The Pac-12 presidents' 10-point proposal is part of a bigger agenda towards major conference autonomy

Isaiah J. Downing-USA TODAY Spor

The emergence of a list of proposed reforms by the presidents of Pac-12 schools is part of a larger agenda of major conferences to gain autonomy from NCAA governing structures. .

The 10-point proposal sent out by Pac-12 presidents to the presidents of the other four major football conferences (Big Ten, SEC, Big 12, and ACC) addresses many hot button issues surrounding college sports and the rights and responsibilities of student-athletes. While the timing of the proposals is clearly to related to a recent ruling by the National Labor Relations Board that student-athletes should have the right to unionize, the outlined reforms are part of bigger agenda held by the five major conferences to gain greater autonomy from the regulatory structures of the NCAA that attempt to govern both large and small schools evenly.

Several months ago, NCAA President Mark Emmert acknowledged that the ongoing effort of the major conferences to be autonomous from the rest of the NCAA is gaining in acceptance, but it is likely to be contested by administrators and athletic departments from schools outside of the major conferences. Some equate the push for major conference autonomy to a type of imperialism that threatens the somewhat even playing field that has allowed teams like Butler, VCU, and Gonzaga to be legitimate contenders in the NCAA Men's Basketball tournament.

The protests aren't limited to the mention of Cinderellas that make an perennial appearances to the "Big Dance." This article from Sporting News contributor John Infante raises a legitimate question about the new line that would separate schools like TCU and Utah, who recently entered into major conferences, from schools like Connecticut and Boise State. Infante accuses the Pac-12 presidents of basically being opportunists in the wake of the heightened criticism directed towards the NCAA over the treatment of student athletes to push an agenda that sets major conferences schools apart from their on-major conference competitors.

Don't expect the Pac-12 presidents to be nominated for the Noble Peace Prize for their tireless efforts in support of exploited student-athletes anytime soon.

The letter from the Pac-12 presidents should be interpreted more as "the shot heard around the world" than a manifesto for revolution.  Revolution has been in the air for quite some time. In fact, SB Nation's Kevin Trahan wrote this piece several weeks ago that discusses the looming changes and foreshadows the presidents' letter that just surfaced to the public.

The advantage of the autonomy would really manifest itself in the recruiting arms race. Football recruits have been known to send  messages across Twitter like, "Hey, I'm BCS bound, just committed to school X." This made perfect sense in light of the old BCS system schools in the major conferences had clear inroads towards playing in major bowl games. There was a prestige for playing in a major conference that made a lot of sense with football With the BCS now being history, you are likely to see tweets like, "Just got an offer from a major conference school" and it won't be confined to football. Athletes in all sports will be after coveted major conference offers and disregard non-major school offers as last options.

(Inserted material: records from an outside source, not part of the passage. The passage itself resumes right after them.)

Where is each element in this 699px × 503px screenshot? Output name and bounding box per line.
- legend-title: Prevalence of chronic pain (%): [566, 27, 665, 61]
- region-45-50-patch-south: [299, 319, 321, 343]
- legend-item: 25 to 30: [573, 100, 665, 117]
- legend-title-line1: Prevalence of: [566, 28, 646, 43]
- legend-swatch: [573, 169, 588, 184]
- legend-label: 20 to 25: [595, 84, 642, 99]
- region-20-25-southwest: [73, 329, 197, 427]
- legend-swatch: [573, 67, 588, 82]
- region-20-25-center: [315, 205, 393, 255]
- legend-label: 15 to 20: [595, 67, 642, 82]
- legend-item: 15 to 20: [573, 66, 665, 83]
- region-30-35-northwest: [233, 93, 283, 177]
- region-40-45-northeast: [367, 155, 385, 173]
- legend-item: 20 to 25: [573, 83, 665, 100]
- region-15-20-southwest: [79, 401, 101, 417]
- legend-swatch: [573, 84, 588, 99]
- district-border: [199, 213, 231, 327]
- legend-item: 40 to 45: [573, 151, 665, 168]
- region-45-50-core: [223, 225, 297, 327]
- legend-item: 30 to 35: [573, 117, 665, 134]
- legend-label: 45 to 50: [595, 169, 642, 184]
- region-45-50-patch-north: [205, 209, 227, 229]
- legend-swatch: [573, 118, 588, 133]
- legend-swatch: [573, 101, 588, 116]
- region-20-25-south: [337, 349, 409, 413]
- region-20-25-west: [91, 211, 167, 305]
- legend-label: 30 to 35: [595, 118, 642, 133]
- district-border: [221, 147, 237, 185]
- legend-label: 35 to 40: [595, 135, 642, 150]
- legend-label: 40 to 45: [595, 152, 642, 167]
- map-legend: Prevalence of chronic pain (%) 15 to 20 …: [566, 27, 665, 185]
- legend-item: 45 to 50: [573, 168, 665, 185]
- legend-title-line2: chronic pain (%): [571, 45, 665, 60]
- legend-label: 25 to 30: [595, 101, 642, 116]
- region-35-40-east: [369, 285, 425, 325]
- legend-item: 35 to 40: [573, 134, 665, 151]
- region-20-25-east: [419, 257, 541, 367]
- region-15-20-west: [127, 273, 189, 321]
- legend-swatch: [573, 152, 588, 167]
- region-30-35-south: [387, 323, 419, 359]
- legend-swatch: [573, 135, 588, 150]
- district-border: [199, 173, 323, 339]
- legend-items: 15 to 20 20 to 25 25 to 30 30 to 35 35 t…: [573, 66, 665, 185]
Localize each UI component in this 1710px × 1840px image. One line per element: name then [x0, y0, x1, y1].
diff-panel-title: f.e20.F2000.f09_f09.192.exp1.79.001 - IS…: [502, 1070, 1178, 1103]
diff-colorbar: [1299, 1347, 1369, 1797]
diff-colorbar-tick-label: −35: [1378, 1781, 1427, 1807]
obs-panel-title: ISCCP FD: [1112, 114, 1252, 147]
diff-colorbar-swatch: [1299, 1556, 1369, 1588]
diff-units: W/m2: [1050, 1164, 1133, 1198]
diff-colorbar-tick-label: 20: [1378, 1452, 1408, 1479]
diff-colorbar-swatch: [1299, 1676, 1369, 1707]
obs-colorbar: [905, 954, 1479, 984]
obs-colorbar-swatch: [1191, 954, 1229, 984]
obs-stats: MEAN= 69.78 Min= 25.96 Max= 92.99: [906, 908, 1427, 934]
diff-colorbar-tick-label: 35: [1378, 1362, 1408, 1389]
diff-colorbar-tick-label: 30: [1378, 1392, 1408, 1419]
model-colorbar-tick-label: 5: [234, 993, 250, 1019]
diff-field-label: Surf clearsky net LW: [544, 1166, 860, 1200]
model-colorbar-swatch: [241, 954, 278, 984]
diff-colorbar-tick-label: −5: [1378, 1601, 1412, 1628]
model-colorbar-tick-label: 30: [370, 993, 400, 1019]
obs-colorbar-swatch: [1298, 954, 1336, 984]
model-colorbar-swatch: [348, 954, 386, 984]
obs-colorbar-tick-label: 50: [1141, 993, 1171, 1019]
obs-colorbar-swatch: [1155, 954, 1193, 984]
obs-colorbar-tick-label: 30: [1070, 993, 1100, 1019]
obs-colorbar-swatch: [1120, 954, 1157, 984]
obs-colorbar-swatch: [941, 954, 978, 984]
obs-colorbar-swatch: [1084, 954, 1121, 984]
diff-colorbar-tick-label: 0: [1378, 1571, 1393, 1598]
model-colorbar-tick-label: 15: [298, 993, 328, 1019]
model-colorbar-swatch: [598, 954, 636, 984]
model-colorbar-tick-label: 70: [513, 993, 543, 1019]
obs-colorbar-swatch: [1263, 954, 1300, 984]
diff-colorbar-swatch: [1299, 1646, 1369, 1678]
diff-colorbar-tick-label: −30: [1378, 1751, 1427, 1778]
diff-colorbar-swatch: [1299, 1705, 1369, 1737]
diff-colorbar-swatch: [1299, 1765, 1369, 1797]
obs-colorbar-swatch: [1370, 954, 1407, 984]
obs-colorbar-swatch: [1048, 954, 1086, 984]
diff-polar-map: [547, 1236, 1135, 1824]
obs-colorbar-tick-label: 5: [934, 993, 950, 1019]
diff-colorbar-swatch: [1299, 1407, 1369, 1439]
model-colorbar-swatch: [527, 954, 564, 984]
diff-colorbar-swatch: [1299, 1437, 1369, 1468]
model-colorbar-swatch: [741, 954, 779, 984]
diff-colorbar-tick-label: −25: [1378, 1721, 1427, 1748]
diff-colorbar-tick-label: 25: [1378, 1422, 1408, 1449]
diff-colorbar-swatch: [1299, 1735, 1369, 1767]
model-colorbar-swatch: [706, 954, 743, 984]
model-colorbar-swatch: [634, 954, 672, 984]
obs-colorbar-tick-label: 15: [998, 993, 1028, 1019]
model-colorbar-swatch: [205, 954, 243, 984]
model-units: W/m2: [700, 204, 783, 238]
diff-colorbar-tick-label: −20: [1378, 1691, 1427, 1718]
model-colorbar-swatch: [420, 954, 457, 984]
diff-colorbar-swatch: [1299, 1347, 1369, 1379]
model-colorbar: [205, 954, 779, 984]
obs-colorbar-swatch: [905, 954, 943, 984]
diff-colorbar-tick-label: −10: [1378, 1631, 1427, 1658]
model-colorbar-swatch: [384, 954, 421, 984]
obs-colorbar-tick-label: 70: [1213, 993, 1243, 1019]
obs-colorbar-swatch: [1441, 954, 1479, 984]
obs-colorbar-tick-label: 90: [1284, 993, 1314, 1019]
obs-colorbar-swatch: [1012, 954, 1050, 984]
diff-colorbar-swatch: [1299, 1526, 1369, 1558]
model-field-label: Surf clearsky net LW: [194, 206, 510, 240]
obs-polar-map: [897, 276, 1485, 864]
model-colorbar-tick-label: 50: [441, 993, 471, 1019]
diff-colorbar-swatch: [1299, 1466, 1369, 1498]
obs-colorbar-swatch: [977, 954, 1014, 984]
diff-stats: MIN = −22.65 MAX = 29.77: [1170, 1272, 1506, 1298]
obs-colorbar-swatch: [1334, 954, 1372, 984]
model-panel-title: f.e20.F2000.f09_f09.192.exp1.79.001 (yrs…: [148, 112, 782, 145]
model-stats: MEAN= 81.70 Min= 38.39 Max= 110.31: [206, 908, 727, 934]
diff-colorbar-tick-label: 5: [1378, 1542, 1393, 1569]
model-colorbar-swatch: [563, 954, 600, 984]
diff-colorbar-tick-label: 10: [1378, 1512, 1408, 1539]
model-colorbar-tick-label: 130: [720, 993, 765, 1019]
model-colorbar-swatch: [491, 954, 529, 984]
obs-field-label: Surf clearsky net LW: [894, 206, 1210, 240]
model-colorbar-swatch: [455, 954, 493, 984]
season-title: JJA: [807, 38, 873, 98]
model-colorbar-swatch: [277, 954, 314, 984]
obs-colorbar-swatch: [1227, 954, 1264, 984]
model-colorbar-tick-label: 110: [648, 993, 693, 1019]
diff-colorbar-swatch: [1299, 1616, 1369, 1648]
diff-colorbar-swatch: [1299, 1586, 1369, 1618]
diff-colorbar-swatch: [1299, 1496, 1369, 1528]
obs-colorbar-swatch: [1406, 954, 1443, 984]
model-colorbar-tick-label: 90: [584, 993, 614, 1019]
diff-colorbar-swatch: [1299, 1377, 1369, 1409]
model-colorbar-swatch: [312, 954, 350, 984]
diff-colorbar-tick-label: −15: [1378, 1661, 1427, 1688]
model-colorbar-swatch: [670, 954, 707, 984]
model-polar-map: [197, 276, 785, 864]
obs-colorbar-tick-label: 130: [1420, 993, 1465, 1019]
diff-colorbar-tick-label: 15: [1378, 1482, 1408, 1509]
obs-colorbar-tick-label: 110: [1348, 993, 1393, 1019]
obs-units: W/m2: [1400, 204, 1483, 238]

As an unabashedly biased Coug, I have to say that I kind of like some of the implications of the new system. I mean what system is unjust so long as you are on the inside looking out? Let's look at some of the biggest rages WSU fans have found themselves in over the past several weeks.

First, Shadle Park's Brett Rypien committed to Boise State over WSU after having narrowed down his final decision between the two schools. A lot of Coug fans were in dismay that local talent related to a former WSU standout-turned-pro could turn the Cougs down to go further away from home. But, in the bigger, non-subjective picture, the Boise State option didn't look that bad considering the national exposure BSU has had for the past decade. With these proposed changes, would BSU have even found itself in the mix of Rypien's finalists? Choosing BSU over WSU just suddenly became a little less rational.

Just a week later, more bad news surfaced from Spokane as it was discovered that Gonzaga essentially reworked the standing arrangement the schools had to play "home-and-road" on alternating years. Well, guess what, Mark Few? You might be able to easily handle the objections of prospective recruits that playing Pacific, Pepperdine and Portland doesn't generate much exposure, but now what are you going to tell them that you aren't in a major conference? That glass slipper just got a little more brittle.

Still, I consider myself to be like most fans that has a deep appreciation for the underdog and the ability some schools outside of the major conferences have shown to run with the big dogs. Under this proposal, the line of distinction between major conferences and non-major conferences will be so thick that it will inevitably lead to a insurmountable competitive advantage for major conference schools. And even though WSU might now have a status advantage over the regional small schools that it sometimes competes with for recruits and in actual contests, it isn't clear whether or not this would be Cougar teams more competitive in the Pac-12 conference overall.

So what do you see as the implications of major conference autonomy and what sort of reactions do you anticipate to these proposed changes? How do you think things would look for WSU in the future as a major conference school?